The man simply horrified me: my natural impulse was to escape from him.

But let it be remembered, before I approach the saddest part of my

sad story, that I was an innocent girl, and that I was at least not to

blame.

"Forgive me for dwelling as I have done on my early years. I shrink from

speaking of the events that are still to come.

"In losing the esteem of my first benefactress, I had, in my friendless

position, lost all hold on an honest life--except the one frail hold

of needle-work. The only reference of which I could now dispose was the

recommendation of me by my landlady to a place of business which largely

employed expert needle-women. It is needless for me to tell you how

miserably work of that sort is remunerated: you have read about it in

the newspapers. As long as my health lasted I contrived to live and to

keep out of debt.
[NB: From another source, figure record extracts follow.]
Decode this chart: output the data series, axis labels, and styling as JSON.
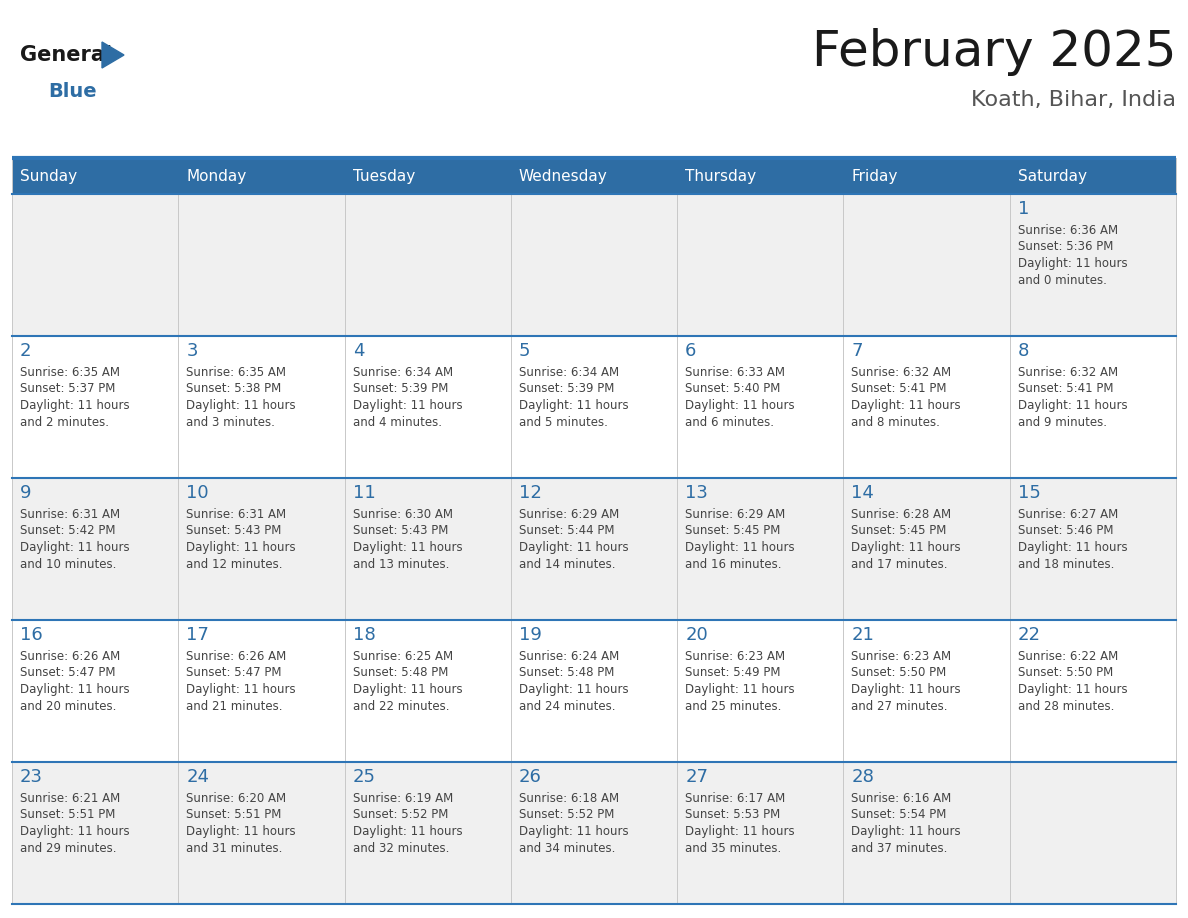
{
  "title": "February 2025",
  "subtitle": "Koath, Bihar, India",
  "header_bg": "#2E6DA4",
  "header_text_color": "#FFFFFF",
  "day_names": [
    "Sunday",
    "Monday",
    "Tuesday",
    "Wednesday",
    "Thursday",
    "Friday",
    "Saturday"
  ],
  "cell_bg_light": "#F0F0F0",
  "cell_bg_white": "#FFFFFF",
  "date_color": "#2E6DA4",
  "text_color": "#444444",
  "line_color": "#2E75B6",
  "calendar": [
    [
      null,
      null,
      null,
      null,
      null,
      null,
      1
    ],
    [
      2,
      3,
      4,
      5,
      6,
      7,
      8
    ],
    [
      9,
      10,
      11,
      12,
      13,
      14,
      15
    ],
    [
      16,
      17,
      18,
      19,
      20,
      21,
      22
    ],
    [
      23,
      24,
      25,
      26,
      27,
      28,
      null
    ]
  ],
  "sunrise": {
    "1": "6:36 AM",
    "2": "6:35 AM",
    "3": "6:35 AM",
    "4": "6:34 AM",
    "5": "6:34 AM",
    "6": "6:33 AM",
    "7": "6:32 AM",
    "8": "6:32 AM",
    "9": "6:31 AM",
    "10": "6:31 AM",
    "11": "6:30 AM",
    "12": "6:29 AM",
    "13": "6:29 AM",
    "14": "6:28 AM",
    "15": "6:27 AM",
    "16": "6:26 AM",
    "17": "6:26 AM",
    "18": "6:25 AM",
    "19": "6:24 AM",
    "20": "6:23 AM",
    "21": "6:23 AM",
    "22": "6:22 AM",
    "23": "6:21 AM",
    "24": "6:20 AM",
    "25": "6:19 AM",
    "26": "6:18 AM",
    "27": "6:17 AM",
    "28": "6:16 AM"
  },
  "sunset": {
    "1": "5:36 PM",
    "2": "5:37 PM",
    "3": "5:38 PM",
    "4": "5:39 PM",
    "5": "5:39 PM",
    "6": "5:40 PM",
    "7": "5:41 PM",
    "8": "5:41 PM",
    "9": "5:42 PM",
    "10": "5:43 PM",
    "11": "5:43 PM",
    "12": "5:44 PM",
    "13": "5:45 PM",
    "14": "5:45 PM",
    "15": "5:46 PM",
    "16": "5:47 PM",
    "17": "5:47 PM",
    "18": "5:48 PM",
    "19": "5:48 PM",
    "20": "5:49 PM",
    "21": "5:50 PM",
    "22": "5:50 PM",
    "23": "5:51 PM",
    "24": "5:51 PM",
    "25": "5:52 PM",
    "26": "5:52 PM",
    "27": "5:53 PM",
    "28": "5:54 PM"
  },
  "daylight_hours": {
    "1": 11,
    "2": 11,
    "3": 11,
    "4": 11,
    "5": 11,
    "6": 11,
    "7": 11,
    "8": 11,
    "9": 11,
    "10": 11,
    "11": 11,
    "12": 11,
    "13": 11,
    "14": 11,
    "15": 11,
    "16": 11,
    "17": 11,
    "18": 11,
    "19": 11,
    "20": 11,
    "21": 11,
    "22": 11,
    "23": 11,
    "24": 11,
    "25": 11,
    "26": 11,
    "27": 11,
    "28": 11
  },
  "daylight_minutes": {
    "1": 0,
    "2": 2,
    "3": 3,
    "4": 4,
    "5": 5,
    "6": 6,
    "7": 8,
    "8": 9,
    "9": 10,
    "10": 12,
    "11": 13,
    "12": 14,
    "13": 16,
    "14": 17,
    "15": 18,
    "16": 20,
    "17": 21,
    "18": 22,
    "19": 24,
    "20": 25,
    "21": 27,
    "22": 28,
    "23": 29,
    "24": 31,
    "25": 32,
    "26": 34,
    "27": 35,
    "28": 37
  },
  "logo_general_color": "#1a1a1a",
  "logo_blue_color": "#2E6DA4",
  "logo_triangle_color": "#2E6DA4",
  "figwidth": 11.88,
  "figheight": 9.18,
  "dpi": 100
}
Few girls could have resisted as long as I did

the slowly-poisoning influences of crowded work-room, insufficient

nourishment, and almost total privation of exercise. My life as a

child had been a life in the open air: it had helped to strengthen

a constitution naturally hardy, naturally free from all taint of

hereditary disease. But my time came at last. Under the cruel stress

laid on it my health gave way. I was struck down by low fever, and

sentence was pronounced on me by my fellow-lodgers: 'Ah, poor thing,

_her_ troubles will soon be at an end!' "The prediction might have proved true--I might never have committed the

errors and endured the sufferings of after years--if I had fallen ill in

another house.

"But it was my good, or my evil, fortune--I dare not say which--to have

interested in myself and my sorrows an actress at a suburban theatre,

who occupied the room under mine. Except when her stage duties took her

away for two or three hours in the evening, this noble creature

never left my bedside. Ill as she could afford it, her purse paid my

inevitable expenses while I lay helpless. The landlady, moved by her

example, accepted half the weekly rent of my room. The doctor, with the

Christian kindness of his profession, would take no fees. All that the

tenderest care could accomplish was lavished on me; my youth and my

constitution did the rest. I struggled back to life--and then I took up

my needle again.

"It may surprise you that I should have failed (having an actress for my

dearest friend) to use the means of introduction thus offered to me to

try the stage--especially as my childish training had given me, in some

small degree, a familiarity with the Art.